I did a custom of a Green goblin to a Hob goblin.:wave:


----------



## Ignatz (Jun 20, 2000)

GREAT looking conversion!


----------



## RSN (Jul 29, 2008)

THAT is a conversion? WOW! Great job, I would have thought it was a different kit!


----------



## Dave Metzner (Jan 1, 1970)

Great looking work! Thanks for posting the pics.
Dave


----------



## iamweasel (Aug 14, 2000)

Holy....smokes. Thats really, really nice..and thats a major understatement.


----------



## falcondesigns (Oct 30, 2002)

Outstanding....


----------



## hedorah59 (Nov 24, 2008)

Wow! Beautiful work, Yasutoshi!


----------



## dklange (Apr 25, 2009)

AMAZING!!!! That's very cooooooool!!! Really beautiful work. - Denis


----------



## gareee (Jan 1, 1970)

VERY nice!


----------



## HabuHunter32 (Aug 22, 2009)

:thumbsup:Bravo!!!:thumbsup:


----------



## Mitchellmania (Feb 14, 2002)

Awesome!!


----------



## Just Plain Al (Sep 7, 1999)

Wow, just wow!!


----------



## Night-Owl (Mar 17, 2000)

Now that is some seriously cool customizing, well done Yasutoshi! :thumbsup: What did you use for the cape?


----------



## Paulbo (Sep 16, 2004)

Wow. Now that's what I call a conversion. Is there any part of the figure that you didn't modify?
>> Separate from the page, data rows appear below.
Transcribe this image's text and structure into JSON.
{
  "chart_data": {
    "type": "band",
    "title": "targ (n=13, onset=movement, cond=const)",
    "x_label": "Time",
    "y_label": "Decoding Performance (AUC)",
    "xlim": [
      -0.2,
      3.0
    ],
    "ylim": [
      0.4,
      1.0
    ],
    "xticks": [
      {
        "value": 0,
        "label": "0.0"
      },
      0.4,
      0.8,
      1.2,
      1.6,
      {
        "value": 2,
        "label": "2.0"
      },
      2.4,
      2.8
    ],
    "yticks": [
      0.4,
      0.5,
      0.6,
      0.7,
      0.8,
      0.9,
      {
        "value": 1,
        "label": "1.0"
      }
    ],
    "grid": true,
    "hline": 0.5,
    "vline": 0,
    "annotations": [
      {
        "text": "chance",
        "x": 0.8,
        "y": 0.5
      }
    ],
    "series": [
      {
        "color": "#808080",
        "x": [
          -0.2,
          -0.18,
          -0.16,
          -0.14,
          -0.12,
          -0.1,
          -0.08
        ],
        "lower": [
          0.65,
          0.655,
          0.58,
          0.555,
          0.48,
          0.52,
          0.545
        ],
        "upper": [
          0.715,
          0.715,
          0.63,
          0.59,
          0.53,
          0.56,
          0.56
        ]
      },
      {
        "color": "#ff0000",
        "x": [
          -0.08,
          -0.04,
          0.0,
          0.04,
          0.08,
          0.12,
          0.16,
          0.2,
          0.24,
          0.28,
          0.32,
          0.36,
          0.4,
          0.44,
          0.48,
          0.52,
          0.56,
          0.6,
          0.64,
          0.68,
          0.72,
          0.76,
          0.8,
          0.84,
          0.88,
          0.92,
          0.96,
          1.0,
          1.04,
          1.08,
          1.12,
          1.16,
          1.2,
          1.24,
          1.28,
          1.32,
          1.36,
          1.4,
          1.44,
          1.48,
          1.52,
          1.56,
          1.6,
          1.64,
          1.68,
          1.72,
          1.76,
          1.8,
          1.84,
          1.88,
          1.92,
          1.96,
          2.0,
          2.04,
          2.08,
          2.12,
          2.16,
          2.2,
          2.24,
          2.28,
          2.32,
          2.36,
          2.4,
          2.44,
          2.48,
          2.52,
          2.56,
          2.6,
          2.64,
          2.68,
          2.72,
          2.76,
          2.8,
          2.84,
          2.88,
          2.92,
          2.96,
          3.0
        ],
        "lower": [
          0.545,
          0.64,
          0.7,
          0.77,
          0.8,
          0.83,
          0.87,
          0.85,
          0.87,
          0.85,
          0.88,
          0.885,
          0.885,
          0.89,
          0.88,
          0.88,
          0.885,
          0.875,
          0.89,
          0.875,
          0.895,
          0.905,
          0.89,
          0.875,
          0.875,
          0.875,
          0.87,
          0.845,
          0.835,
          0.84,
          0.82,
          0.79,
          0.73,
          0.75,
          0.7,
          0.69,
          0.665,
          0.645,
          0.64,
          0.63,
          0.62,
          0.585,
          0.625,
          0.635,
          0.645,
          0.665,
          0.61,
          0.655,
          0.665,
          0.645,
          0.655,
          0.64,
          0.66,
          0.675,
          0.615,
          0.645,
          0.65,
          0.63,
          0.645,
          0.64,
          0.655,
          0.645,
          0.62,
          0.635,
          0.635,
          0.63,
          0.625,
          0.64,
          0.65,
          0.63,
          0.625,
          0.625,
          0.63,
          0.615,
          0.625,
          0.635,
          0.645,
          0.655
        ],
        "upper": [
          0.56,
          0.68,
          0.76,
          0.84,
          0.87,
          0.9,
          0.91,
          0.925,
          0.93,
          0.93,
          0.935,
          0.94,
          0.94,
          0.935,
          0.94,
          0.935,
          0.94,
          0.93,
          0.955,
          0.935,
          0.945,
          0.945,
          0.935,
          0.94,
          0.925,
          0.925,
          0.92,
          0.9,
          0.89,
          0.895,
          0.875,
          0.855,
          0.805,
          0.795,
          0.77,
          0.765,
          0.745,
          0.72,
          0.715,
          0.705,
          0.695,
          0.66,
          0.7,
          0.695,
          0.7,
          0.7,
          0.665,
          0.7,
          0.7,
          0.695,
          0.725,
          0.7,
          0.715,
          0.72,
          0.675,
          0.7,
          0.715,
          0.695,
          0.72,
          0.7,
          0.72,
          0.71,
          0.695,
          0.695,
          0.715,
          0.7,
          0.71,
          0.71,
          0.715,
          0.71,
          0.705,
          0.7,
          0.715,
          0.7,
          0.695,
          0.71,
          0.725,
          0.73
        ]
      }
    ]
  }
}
I love the touch of the new face on the board.

Fantastic job.


----------



## Phibes (Jan 13, 2009)

Fantastic work!


----------



## Roy Kirchoff (Jan 1, 1970)

素晴らしい仕事康。

私はそれが同じキットをされたことを語ったことができなかった。


~RK~


----------



## gaetan (Apr 6, 2005)

Great work :thumbsup:

They don't even look like they are from the same basic figure.... I love the modifications and rebuilt you made. Very, Very NICE...:wave:

Gaétan


----------



## MonsterModelMan (Dec 20, 2000)

Very nice work! I'd love to hear how you accomplished some of the modifications....

MMM


----------



## SUNGOD (Jan 20, 2006)

Great idea and excellent conversion!


----------



## Yasutoshi (Dec 5, 2007)

Thank you for all. :wave:

Night-Owl, I made cape with thin paper and wire. I coated it with a resin. 

Paulbo, change point is all besides the right arm. 

RoyKirchoff, Thank you, Japanese. arigatougozaimasu!

MonsterModelMan, I cut off each joint and changed a pose and made the insufficient part with epoxy putty. The bag made the thing of the kit small and used it.


----------



## deadmanincfan (Mar 11, 2008)

Magnificent conversion, Yasutoshi! I bow to you, my friend!


----------



## otto (Jan 1, 1970)

Well done! Bravo! I nominate you as the King of Conversion!


----------



## roadflea (Jul 14, 2009)

I dont how i missed this WOW that is sick very very cool really GREAT WORK


----------



## Jafo (Apr 22, 2005)

great conversion


----------



## miniature sun (May 1, 2005)

I'm speechless....really great work...


----------



## SJF (Dec 3, 1999)

Marvelous job! :thumbsup:

Sean


----------



## louspal (Sep 13, 2009)

Did anyone say OUTSTANDING? I am humbled, amd in awe of your work.


----------



## MadCap Romanian (Oct 29, 2005)

Looks awesome! Is is just me...or are you one of the greatest model builders ever?


----------



## Yasutoshi (Dec 5, 2007)

All, thank you. 

Madcap Romanian,I do not understand your English well. 
I build to merely like a favorite thing and paint it.


----------



## sprayray (May 13, 2009)

Beautiful work !!!!!!!!!!!!!!!



Robert.


----------